Further, Hester sees this confusion as the cause of contradictions and arrogance.
If you are convinced that your map truly embodies the territory, despite the fact that it is necessarily incomplete or incorrect (and probably both) …then you are going to make many false turns. Your actions will be contradictory. When you have mistaken the map for the territory, you’ll continue to claim that you have reached the right destination even when you are hopelessly lost.

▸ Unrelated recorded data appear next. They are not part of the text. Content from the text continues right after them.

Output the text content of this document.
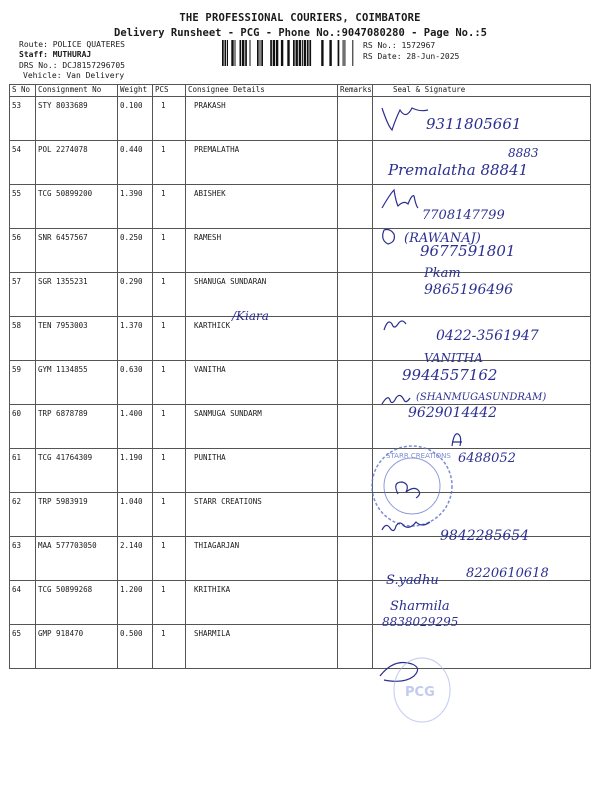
THE PROFESSIONAL COURIERS, COIMBATORE
Delivery Runsheet - PCG - Phone No.:9047080280 - Page No.:5
Route: POLICE QUATERES
Staff: MUTHURAJ
DRS No.: DCJ8157296705
Vehicle: Van Delivery
RS No.: 1572967
RS Date: 28-Jun-2025
S No	Consignment No	Weight	PCS	Consignee Details	Remarks	Seal & Signature
53	STY 8033689	0.100	1	PRAKASH		
54	POL 2274078	0.440	1	PREMALATHA		
55	TCG 50899200	1.390	1	ABISHEK		
56	SNR 6457567	0.250	1	RAMESH		
57	SGR 1355231	0.290	1	SHANUGA SUNDARAN		
58	TEN 7953003	1.370	1	KARTHICK		
59	GYM 1134855	0.630	1	VANITHA		
60	TRP 6878789	1.400	1	SANMUGA SUNDARM		
61	TCG 41764309	1.190	1	PUNITHA		
62	TRP 5983919	1.040	1	STARR CREATIONS		
63	MAA 577703050	2.140	1	THIAGARJAN		
64	TCG 50899268	1.200	1	KRITHIKA		
65	GMP 918470	0.500	1	SHARMILA		
9311805661
8883
Premalatha 88841
7708147799
(RAWANAJ)
9677591801
Pkam
9865196496
/Kiara
0422-3561947
VANITHA
9944557162
(SHANMUGASUNDRAM)
9629014442
6488052
STARR CREATIONS
9842285654
S.yadhu 8220610618
Sharmila
8838029295
PCG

Explaining exactly how Indigenous languages such as Choctaw differ in the way they express belief and agnosticism, Hester concludes that “the most powerful affirmation in the Choctaw language doesn’t assert truth in the way even a relatively ambiguous English sentence does.” And he provides a specific example of how exactly that plays out in practice.
Possibly the most telling example is the kind of response that a traditional Native person will give in answer to a question. I don’t know how many Indian related conferences I have been to, where some non-Indian academic will ask a medicine-person or elder a question. The response they seek is a statement of the way things are, a truth, a detailed map of the territory. The answer that they get is a rambling narrative, of the kind I expected from John Proctor in the story I related earlier. The narrative is generally a story from their own life, maybe with a few traditional side stories. At the end, the academic is usually puzzled. Their reaction is often negative. In the worst cases, the academic may assert that the elder was just making up a story because they didn’t understand their own traditions. I’ve seen this done again and again. One philosopher, whom I won’t name, has even told me how he often has to explain Indian traditions to the Indians themselves. From his perspective, his map is right and they’ve lost theirs.

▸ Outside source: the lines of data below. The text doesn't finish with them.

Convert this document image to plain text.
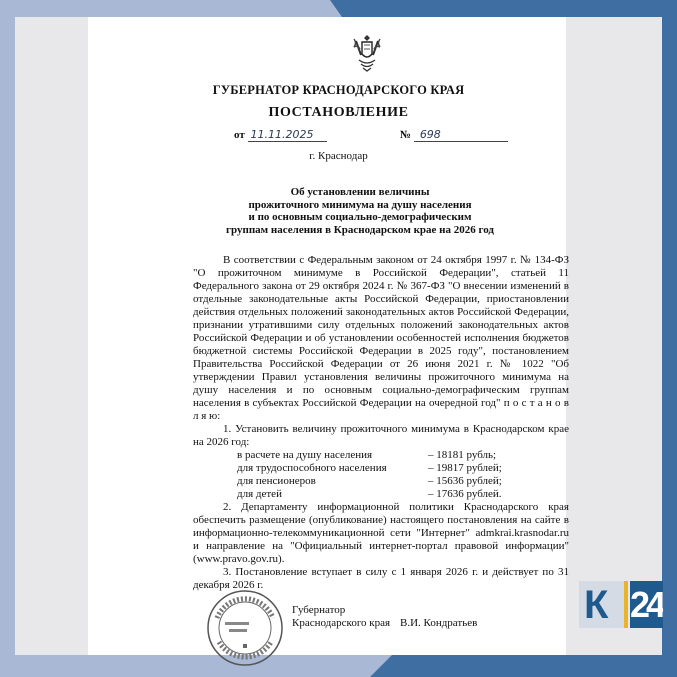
ГУБЕРНАТОР КРАСНОДАРСКОГО КРАЯ
ПОСТАНОВЛЕНИЕ
от 11.11.2025	№ 698
г. Краснодар
Об установлении величины
прожиточного минимума на душу населения
и по основным социально-демографическим
группам населения в Краснодарском крае на 2026 год

В соответствии с Федеральным законом от 24 октября 1997 г. № 134-ФЗ "О прожиточном минимуме в Российской Федерации", статьей 11 Федерального закона от 29 октября 2024 г. № 367-ФЗ "О внесении изменений в отдельные законодательные акты Российской Федерации, приостановлении действия отдельных положений законодательных актов Российской Федерации, признании утратившими силу отдельных положений законодательных актов Российской Федерации и об установлении особенностей исполнения бюджетов бюджетной системы Российской Федерации в 2025 году", постановлением Правительства Российской Федерации от 26 июня 2021 г. № 1022 "Об утверждении Правил установления величины прожиточного минимума на душу населения и по основным социально-демографическим группам населения в субъектах Российской Федерации на очередной год" п о с т а н о в л я ю:

1. Установить величину прожиточного минимума в Краснодарском крае на 2026 год:

в расчете на душу населения	– 18181 рубль;
для трудоспособного населения	– 19817 рублей;
для пенсионеров	– 15636 рублей;
для детей	– 17636 рублей.

2. Департаменту информационной политики Краснодарского края обеспечить размещение (опубликование) настоящего постановления на сайте в информационно-телекоммуникационной сети "Интернет" admkrai.krasnodar.ru и направление на "Официальный интернет-портал правовой информации" (www.pravo.gov.ru).

3. Постановление вступает в силу с 1 января 2026 г. и действует по 31 декабря 2026 г.

Губернатор
Краснодарского края В.И. Кондратьев	К 24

This goes back to the map-territory relation and how those who mistake the map for the territory can become arrogant. It is the realization that our maps or models of knowledge are usually incomplete or at least not completely correct that enables us to see beyond them.
When you do not claim to have a correct map of the world, then you do not claim to have the “Truth.” You are willing to accept that other people have maps that are as good (or as bad…) as your own. When your map primarily traces your own path through life, then you are always eager to share stories and broaden your map. […] Knowledge is narrative of a life lived in the world. The individual stories are what you know. They may or may not provide a map of the world, but they do tell you about the consequences of your actions. You can learn much even if you believe little. You can even be taught.
Works by Lee Hester
Lee Hester and Jim Cheney co-published “Truth and Native American Epistemology” in Social Epistemology (2001), and “Ceremonial Worlds and Environmental Sanity” in Strategies: Journal of Theory, Culture & Politics (2010). He also co-published “Indigenous Worlds and Callicott’s Land Ethic” in Environmental Ethics with Dennis McPherson and Annie Booth (2000). In 2020, Hester delivered a lecture in the Department of Philosophy at the University of Georgia, “Pretindians and Modern Culture: A Rambling Native American Narrative on Cultural Impostors”.